Online Classifier Adaptation for the Detection of P300 Target Recognition Processes in a Complex Teleoperation Scenario

The detection of event related potentials and their usage for innovative applications became an increasingly important research topic for brain computer interfaces in the last couple of years. However, brain computer interfaces use methods that need to be trained on subject-specific data before they can be used. This problem must be solved for real-world applications in which humans are multi tasking and hence are to some degree are less predictable in their behavior compared to classical set ups for brain computer interfacing. In this paper, we show the detection and passive usage of the P300 related brain activity in a highly uncontrolled and noisy application scenario. The subjects are multi tasking, i.e., they perform a demanding senso-motor task, i.e., the telemanipulate a real robotic arm while responding to important messages. For telemanipulation, the subject wears an active exoskeleton to control a robotic arm, which is presented to him in a virtual scenario.

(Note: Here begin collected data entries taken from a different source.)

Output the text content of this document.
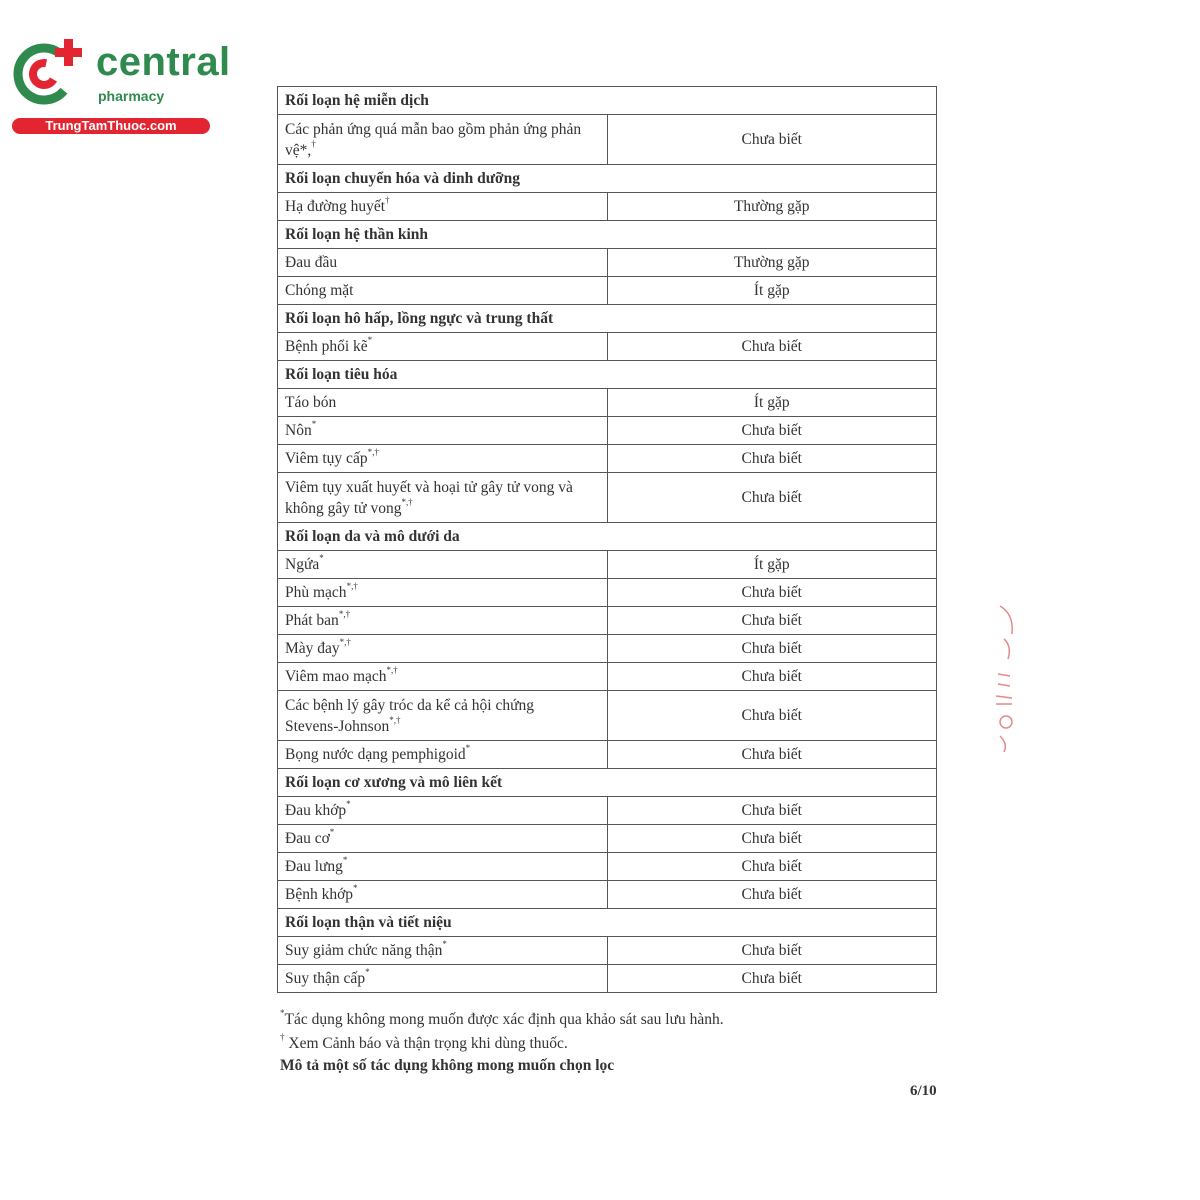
central
pharmacy
TrungTamThuoc.com
Rối loạn hệ miễn dịch	
Các phản ứng quá mẫn bao gồm phản ứng phản
vệ*,†	Chưa biết
Rối loạn chuyển hóa và dinh dưỡng	
Hạ đường huyết†	Thường gặp
Rối loạn hệ thần kinh	
Đau đầu	Thường gặp
Chóng mặt	Ít gặp
Rối loạn hô hấp, lồng ngực và trung thất	
Bệnh phổi kẽ*	Chưa biết
Rối loạn tiêu hóa	
Táo bón	Ít gặp
Nôn*	Chưa biết
Viêm tụy cấp*,†	Chưa biết
Viêm tụy xuất huyết và hoại tử gây tử vong và
không gây tử vong*,†	Chưa biết
Rối loạn da và mô dưới da	
Ngứa*	Ít gặp
Phù mạch*,†	Chưa biết
Phát ban*,†	Chưa biết
Mày đay*,†	Chưa biết
Viêm mao mạch*,†	Chưa biết
Các bệnh lý gây tróc da kể cả hội chứng
Stevens-Johnson*,†	Chưa biết
Bọng nước dạng pemphigoid*	Chưa biết
Rối loạn cơ xương và mô liên kết	
Đau khớp*	Chưa biết
Đau cơ*	Chưa biết
Đau lưng*	Chưa biết
Bệnh khớp*	Chưa biết
Rối loạn thận và tiết niệu	
Suy giảm chức năng thận*	Chưa biết
Suy thận cấp*	Chưa biết
*Tác dụng không mong muốn được xác định qua khảo sát sau lưu hành.
† Xem Cảnh báo và thận trọng khi dùng thuốc.
Mô tả một số tác dụng không mong muốn chọn lọc
6/10
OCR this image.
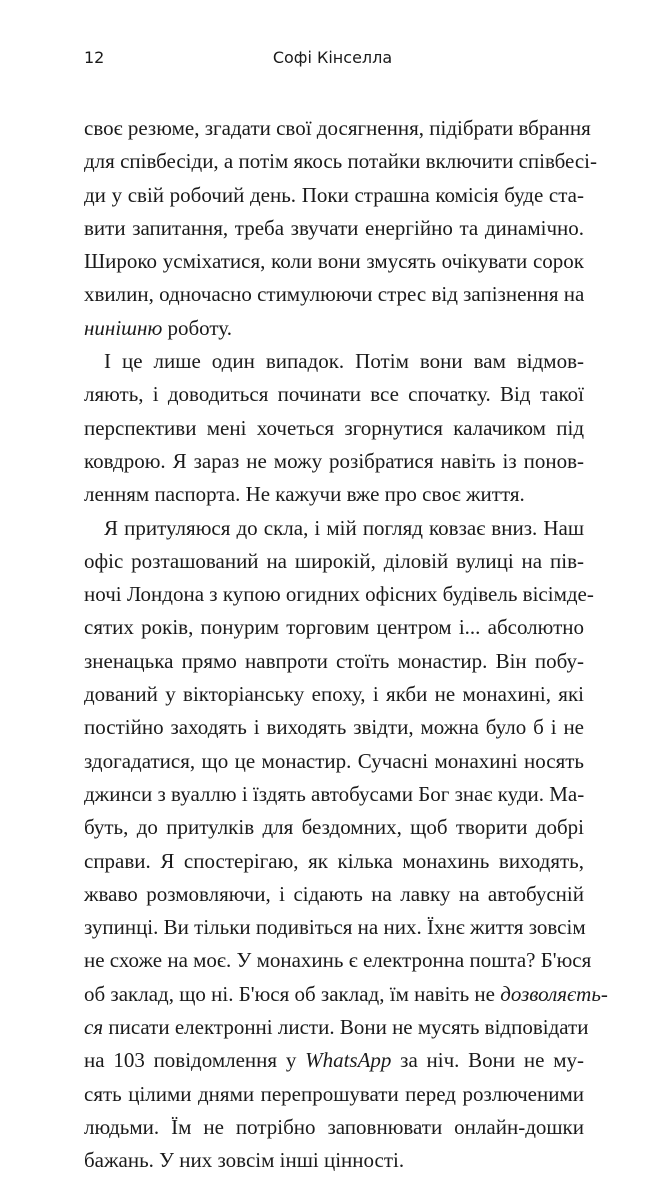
12	Софі Кінселла
своє резюме, згадати свої досягнення, підібрати вбрання
для співбесіди, а потім якось потайки включити співбесі-
ди у свій робочий день. Поки страшна комісія буде ста-
вити запитання, треба звучати енергійно та динамічно.
Широко усміхатися, коли вони змусять очікувати сорок
хвилин, одночасно стимулюючи стрес від запізнення на
нинішню роботу.
І це лише один випадок. Потім вони вам відмов-
ляють, і доводиться починати все спочатку. Від такої
перспективи мені хочеться згорнутися калачиком під
ковдрою. Я зараз не можу розібратися навіть із понов-
ленням паспорта. Не кажучи вже про своє життя.
Я притуляюся до скла, і мій погляд ковзає вниз. Наш
офіс розташований на широкій, діловій вулиці на пів-
ночі Лондона з купою огидних офісних будівель вісімде-
сятих років, понурим торговим центром і... абсолютно
зненацька прямо навпроти стоїть монастир. Він побу-
дований у вікторіанську епоху, і якби не монахині, які
постійно заходять і виходять звідти, можна було б і не
здогадатися, що це монастир. Сучасні монахині носять
джинси з вуаллю і їздять автобусами Бог знає куди. Ма-
буть, до притулків для бездомних, щоб творити добрі
справи. Я спостерігаю, як кілька монахинь виходять,
жваво розмовляючи, і сідають на лавку на автобусній
зупинці. Ви тільки подивіться на них. Їхнє життя зовсім
не схоже на моє. У монахинь є електронна пошта? Б'юся
об заклад, що ні. Б'юся об заклад, їм навіть не дозволяєть-
ся писати електронні листи. Вони не мусять відповідати
на 103 повідомлення у WhatsApp за ніч. Вони не му-
сять цілими днями перепрошувати перед розлюченими
людьми. Їм не потрібно заповнювати онлайн-дошки
бажань. У них зовсім інші цінності.
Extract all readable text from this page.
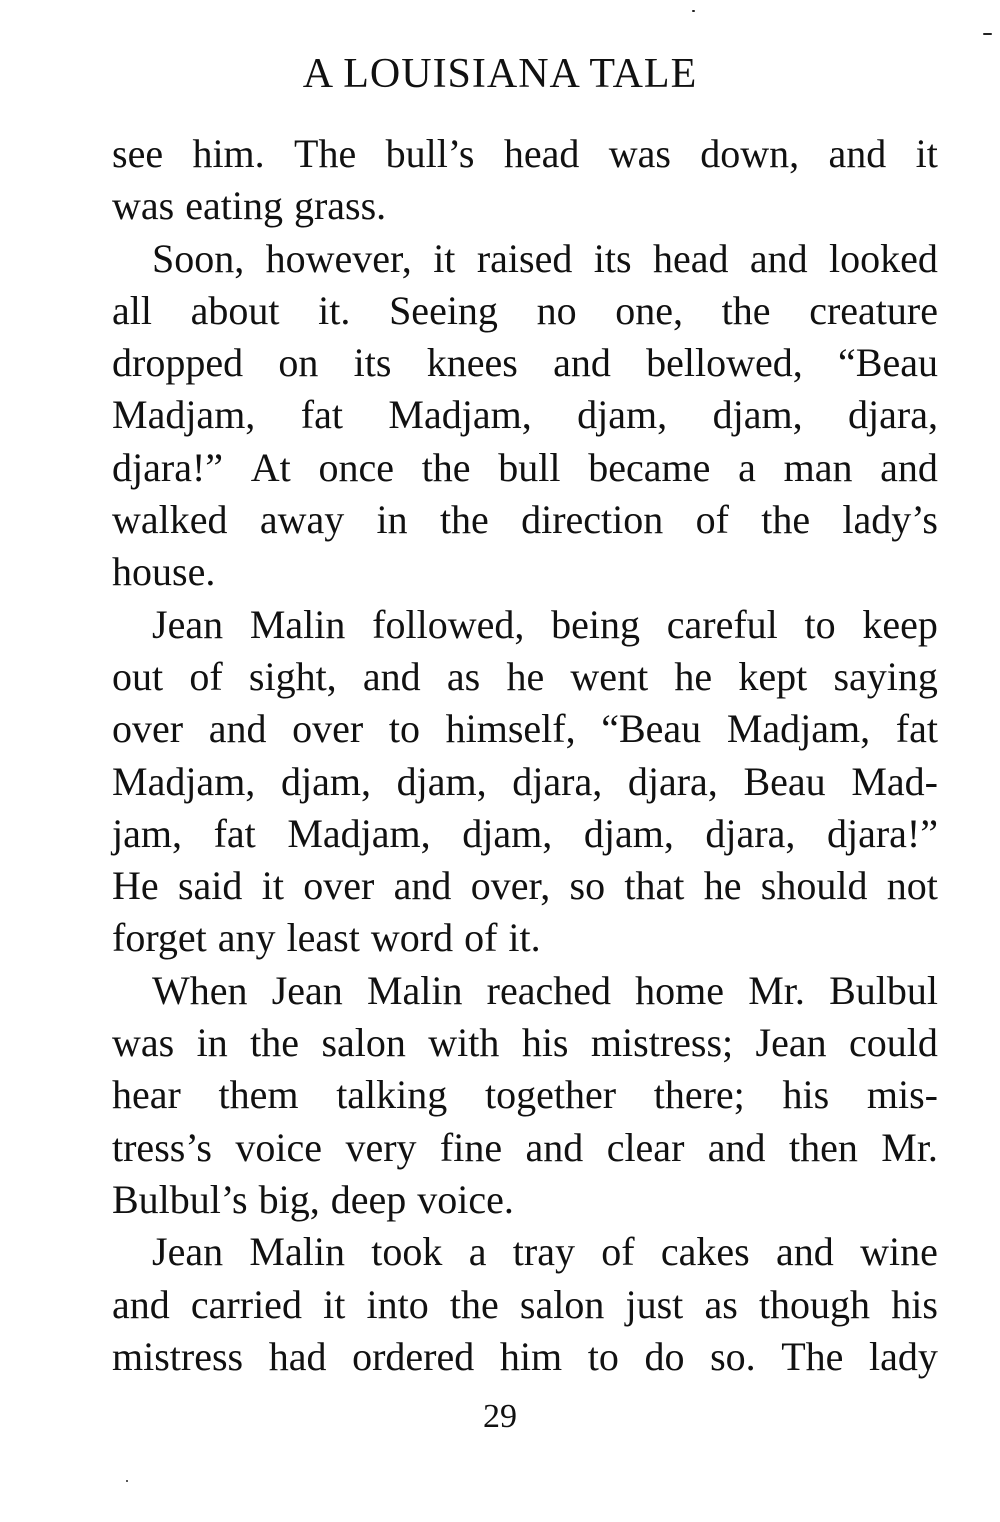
A LOUISIANA TALE
see him. The bull’s head was down, and it
was eating grass.
Soon, however, it raised its head and looked
all about it. Seeing no one, the creature
dropped on its knees and bellowed, “Beau
Madjam, fat Madjam, djam, djam, djara,
djara!” At once the bull became a man and
walked away in the direction of the lady’s
house.
Jean Malin followed, being careful to keep
out of sight, and as he went he kept saying
over and over to himself, “Beau Madjam, fat
Madjam, djam, djam, djara, djara, Beau Mad-
jam, fat Madjam, djam, djam, djara, djara!”
He said it over and over, so that he should not
forget any least word of it.
When Jean Malin reached home Mr. Bulbul
was in the salon with his mistress; Jean could
hear them talking together there; his mis-
tress’s voice very fine and clear and then Mr.
Bulbul’s big, deep voice.
Jean Malin took a tray of cakes and wine
and carried it into the salon just as though his
mistress had ordered him to do so. The lady
29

By online analysis of the subject’s electroencephalogram we detect P300 related target recognition processes to infer on upcoming response behavior on presented task-relevant messages (Targets) or missing of response behavior in case a Target was not recognized. We show that a classifier that is trained to distinguish between brain activity evoked by recognized task-relevant stimuli (recognized Targets) and ignored frequent task-irrelevant stimuli (Standards) can be applied to classify between brain activity evoked by recognized targets and brain activity that is evoked in case that task-relevant stimuli are not recognized (Missed Targets). The applied transfer of classifier results in reduced performance. We show that this draw back of the approach can strongly be improved by using online machine learning tools to adapt the pre-trained classifier to the new class, i.e., to the Missed Target class, that was not used during training of the classifier.